CrowdAI music genre classification challenge

Primary LanguagePythonMIT LicenseMIT

4th Place Public LB Solution to the CrowdAI music genre classification challenge 2018



Daniyar Chumbalov, Ecole Polytechnique Federale de Lausanne (EPFL), INDY lab.

Philipp Pushnyakov, Moscow Institute of Physics and Technologies (MIPT).

Our solution

Our solution consists of two main steps -- preprocessing and training. We will discuss each of these steps below.


For each 30s mp3 file we first transform it into a timeseries using 22050 sampling rate. Next for this timeseries we perform STFT (short time fourier transformation) on each three-seconds clip with a 1.5 seconds overlap. Thus in total we get 19 STFTs for each mp3 file and the corresponding class label is assigned to all of them.


We used Keras framework to train our neural network. Below you can find its architecture in functional API.

inputs = Input(shape=input_shape)

x = BatchNormalization()(inputs)
x = Conv2D(256, kernel_size=(4, cols), activation='relu', input_shape=input_shape)(x)
shortcut = x
x = Conv2D(256, kernel_size=(4, 1), activation='relu', padding='same')(x)
x = Conv2D(256, kernel_size=(4, 1), activation='relu', padding='same')(x)

x = Conv2D(256, kernel_size=(4, 1), activation='relu', padding='same')(x)
x = Conv2D(256, kernel_size=(4, 1), activation='relu', padding='same')(x)

x1 = AveragePooling2D(pool_size=(125, 1))(keras.layers.concatenate([x, shortcut]))
x2 = MaxPooling2D(pool_size=(125, 1))(keras.layers.concatenate([x, shortcut]))

x = Dropout(0.2)(keras.layers.concatenate([x1, x2]))
x = Flatten()(x)
x = Dense(480, activation='relu')(x)
x = Dropout(0.2)(x)
x = Dense(240, activation='relu')(x)
x = Dropout(0.2)(x)

pred = Dense(num_classes, activation='softmax')(x)

We optimized categorical crossentropy using Adadelta with default parameters. For validation purposes we used accuracy.
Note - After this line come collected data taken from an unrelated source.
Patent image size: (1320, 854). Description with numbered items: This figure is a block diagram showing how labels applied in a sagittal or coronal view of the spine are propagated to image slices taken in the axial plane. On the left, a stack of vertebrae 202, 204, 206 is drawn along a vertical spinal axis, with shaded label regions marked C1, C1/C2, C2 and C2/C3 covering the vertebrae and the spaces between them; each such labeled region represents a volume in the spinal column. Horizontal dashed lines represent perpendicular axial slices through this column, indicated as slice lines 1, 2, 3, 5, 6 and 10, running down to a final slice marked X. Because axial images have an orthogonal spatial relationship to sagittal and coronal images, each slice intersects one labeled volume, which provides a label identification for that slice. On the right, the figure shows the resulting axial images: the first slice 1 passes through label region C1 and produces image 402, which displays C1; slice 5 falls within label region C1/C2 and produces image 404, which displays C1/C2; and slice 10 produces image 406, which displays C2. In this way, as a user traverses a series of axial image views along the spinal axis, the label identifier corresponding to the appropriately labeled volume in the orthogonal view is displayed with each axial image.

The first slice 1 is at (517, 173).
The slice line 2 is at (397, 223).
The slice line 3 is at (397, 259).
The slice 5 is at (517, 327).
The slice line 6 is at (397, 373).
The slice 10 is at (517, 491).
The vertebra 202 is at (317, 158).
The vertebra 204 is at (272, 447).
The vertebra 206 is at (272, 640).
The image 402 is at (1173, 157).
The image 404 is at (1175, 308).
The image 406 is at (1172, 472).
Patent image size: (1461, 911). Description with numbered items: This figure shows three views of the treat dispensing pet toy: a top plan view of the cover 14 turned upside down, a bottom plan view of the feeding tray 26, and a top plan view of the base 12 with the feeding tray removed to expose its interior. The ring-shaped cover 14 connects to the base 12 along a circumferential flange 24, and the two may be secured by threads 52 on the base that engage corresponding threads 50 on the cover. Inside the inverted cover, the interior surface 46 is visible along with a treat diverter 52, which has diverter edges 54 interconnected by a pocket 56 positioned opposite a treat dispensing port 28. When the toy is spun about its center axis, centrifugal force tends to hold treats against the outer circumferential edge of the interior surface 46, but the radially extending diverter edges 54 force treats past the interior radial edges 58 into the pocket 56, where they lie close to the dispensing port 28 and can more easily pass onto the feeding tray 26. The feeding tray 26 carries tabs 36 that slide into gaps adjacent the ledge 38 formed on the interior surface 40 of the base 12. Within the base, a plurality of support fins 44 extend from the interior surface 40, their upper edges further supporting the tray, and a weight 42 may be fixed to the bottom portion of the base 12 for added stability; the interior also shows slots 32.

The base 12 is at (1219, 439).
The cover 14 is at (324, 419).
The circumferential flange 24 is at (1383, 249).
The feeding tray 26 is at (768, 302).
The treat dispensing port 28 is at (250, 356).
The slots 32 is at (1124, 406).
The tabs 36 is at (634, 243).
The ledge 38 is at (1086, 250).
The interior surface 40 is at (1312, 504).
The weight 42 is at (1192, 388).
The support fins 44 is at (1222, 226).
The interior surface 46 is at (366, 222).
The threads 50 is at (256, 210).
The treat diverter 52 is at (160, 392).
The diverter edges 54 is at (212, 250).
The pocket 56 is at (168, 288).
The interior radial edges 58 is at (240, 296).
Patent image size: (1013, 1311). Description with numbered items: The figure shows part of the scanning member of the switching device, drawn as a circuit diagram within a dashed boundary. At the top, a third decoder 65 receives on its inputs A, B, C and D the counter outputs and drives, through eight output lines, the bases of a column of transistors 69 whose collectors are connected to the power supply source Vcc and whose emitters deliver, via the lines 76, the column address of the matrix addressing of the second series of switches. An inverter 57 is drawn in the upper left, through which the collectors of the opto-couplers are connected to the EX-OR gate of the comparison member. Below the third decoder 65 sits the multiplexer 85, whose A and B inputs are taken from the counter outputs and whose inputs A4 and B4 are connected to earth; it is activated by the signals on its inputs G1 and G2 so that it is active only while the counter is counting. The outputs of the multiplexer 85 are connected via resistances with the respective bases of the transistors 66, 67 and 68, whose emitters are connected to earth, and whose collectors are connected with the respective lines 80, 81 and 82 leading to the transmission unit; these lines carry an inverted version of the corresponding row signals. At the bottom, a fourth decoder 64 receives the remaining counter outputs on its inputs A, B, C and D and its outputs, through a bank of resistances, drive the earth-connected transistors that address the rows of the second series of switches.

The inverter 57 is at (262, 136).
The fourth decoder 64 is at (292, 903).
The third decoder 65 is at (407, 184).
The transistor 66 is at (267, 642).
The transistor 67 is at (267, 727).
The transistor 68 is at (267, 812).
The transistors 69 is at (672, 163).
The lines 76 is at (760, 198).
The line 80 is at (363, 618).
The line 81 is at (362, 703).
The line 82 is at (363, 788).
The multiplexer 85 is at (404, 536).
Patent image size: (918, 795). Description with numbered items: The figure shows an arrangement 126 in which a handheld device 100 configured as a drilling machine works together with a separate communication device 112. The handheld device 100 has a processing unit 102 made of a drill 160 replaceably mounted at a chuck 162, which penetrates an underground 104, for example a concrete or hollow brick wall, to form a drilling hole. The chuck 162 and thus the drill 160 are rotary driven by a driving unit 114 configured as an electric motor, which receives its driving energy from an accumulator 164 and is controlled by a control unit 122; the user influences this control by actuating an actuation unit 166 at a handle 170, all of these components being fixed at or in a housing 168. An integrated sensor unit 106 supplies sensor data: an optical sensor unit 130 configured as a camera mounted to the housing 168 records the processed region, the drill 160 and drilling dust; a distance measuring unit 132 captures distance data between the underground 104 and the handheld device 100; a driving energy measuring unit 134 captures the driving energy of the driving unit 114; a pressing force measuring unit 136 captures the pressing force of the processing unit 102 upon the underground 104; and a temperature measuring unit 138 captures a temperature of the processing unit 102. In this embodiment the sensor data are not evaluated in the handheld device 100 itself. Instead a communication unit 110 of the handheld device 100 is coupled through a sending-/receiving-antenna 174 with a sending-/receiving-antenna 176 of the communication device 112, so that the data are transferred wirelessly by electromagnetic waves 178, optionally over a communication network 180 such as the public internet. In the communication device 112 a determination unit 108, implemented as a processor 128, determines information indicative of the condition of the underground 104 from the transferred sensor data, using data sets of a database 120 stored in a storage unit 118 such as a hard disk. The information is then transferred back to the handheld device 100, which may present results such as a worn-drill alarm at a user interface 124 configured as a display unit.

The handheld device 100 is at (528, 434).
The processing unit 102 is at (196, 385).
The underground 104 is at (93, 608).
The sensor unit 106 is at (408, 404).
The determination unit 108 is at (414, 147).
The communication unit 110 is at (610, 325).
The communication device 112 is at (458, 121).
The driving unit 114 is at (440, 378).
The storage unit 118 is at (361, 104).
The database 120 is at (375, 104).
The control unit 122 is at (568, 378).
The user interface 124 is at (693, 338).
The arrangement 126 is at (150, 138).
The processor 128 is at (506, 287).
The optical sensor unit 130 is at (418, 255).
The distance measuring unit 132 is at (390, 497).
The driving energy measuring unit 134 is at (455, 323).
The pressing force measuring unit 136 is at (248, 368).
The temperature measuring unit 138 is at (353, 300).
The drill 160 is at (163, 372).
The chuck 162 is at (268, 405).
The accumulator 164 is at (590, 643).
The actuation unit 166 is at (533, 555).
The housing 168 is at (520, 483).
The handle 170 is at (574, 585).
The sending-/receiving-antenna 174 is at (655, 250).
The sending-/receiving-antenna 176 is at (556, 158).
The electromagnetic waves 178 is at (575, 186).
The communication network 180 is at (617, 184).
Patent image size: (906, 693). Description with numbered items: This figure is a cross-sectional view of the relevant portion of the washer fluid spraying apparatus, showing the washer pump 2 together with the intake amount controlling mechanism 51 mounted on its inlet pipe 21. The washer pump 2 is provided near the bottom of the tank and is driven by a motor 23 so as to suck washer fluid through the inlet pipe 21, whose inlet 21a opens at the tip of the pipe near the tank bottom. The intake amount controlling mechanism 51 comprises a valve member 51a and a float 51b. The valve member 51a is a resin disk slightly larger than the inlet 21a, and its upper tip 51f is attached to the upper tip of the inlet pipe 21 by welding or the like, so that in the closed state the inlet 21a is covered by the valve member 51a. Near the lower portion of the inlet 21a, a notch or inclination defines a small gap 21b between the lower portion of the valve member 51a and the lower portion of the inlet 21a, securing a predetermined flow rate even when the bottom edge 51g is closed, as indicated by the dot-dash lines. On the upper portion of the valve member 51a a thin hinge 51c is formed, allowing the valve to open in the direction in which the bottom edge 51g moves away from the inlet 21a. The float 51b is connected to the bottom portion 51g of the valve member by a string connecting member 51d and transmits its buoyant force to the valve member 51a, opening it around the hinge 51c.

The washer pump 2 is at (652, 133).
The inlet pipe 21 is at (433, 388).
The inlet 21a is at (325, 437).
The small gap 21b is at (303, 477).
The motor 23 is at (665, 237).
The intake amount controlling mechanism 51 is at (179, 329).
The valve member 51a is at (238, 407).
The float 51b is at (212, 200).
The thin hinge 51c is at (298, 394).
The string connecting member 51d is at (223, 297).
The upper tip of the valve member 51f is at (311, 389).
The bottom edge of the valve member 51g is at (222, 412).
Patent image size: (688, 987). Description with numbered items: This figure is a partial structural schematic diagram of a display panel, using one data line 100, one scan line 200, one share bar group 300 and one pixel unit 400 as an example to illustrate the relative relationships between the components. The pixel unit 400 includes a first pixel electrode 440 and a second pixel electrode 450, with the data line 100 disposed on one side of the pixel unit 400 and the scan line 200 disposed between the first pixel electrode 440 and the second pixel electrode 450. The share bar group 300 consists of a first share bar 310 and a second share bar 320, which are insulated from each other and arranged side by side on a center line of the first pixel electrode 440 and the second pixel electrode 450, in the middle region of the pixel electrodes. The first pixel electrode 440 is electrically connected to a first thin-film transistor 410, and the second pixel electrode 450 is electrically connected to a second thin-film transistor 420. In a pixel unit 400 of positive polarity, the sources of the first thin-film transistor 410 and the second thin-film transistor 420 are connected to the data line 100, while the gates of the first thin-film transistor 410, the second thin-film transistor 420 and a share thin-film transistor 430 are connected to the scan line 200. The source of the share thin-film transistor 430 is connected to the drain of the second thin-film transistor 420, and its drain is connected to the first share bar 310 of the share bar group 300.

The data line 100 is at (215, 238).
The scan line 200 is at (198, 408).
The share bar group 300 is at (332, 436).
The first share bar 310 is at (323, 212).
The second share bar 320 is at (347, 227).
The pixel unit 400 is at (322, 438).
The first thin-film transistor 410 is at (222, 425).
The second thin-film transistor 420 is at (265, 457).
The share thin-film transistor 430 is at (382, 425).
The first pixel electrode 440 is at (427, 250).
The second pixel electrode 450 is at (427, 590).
Also we have tried to incorporate bidirectional LSTM into our model, but without success. You can find this failed layer below

z = MaxPooling2D(pool_size=(2, 1))(inputs)
z = Lambda(lambda y: K.squeeze(y, 3))(z)
z = Embedding(input_dim=200000, output_dim=128, input_length=100)(z)
z = Bidirectional(LSTM(256, return_sequences=False))(z)
z = Lambda(lambda y: K.reshape(y, (-1,1,1,512)))(z)


For each test point we carry out the same preprocessing as in the training step. The final probabilities are computed by averaging 19 predictions obtained on the track’s STFT data.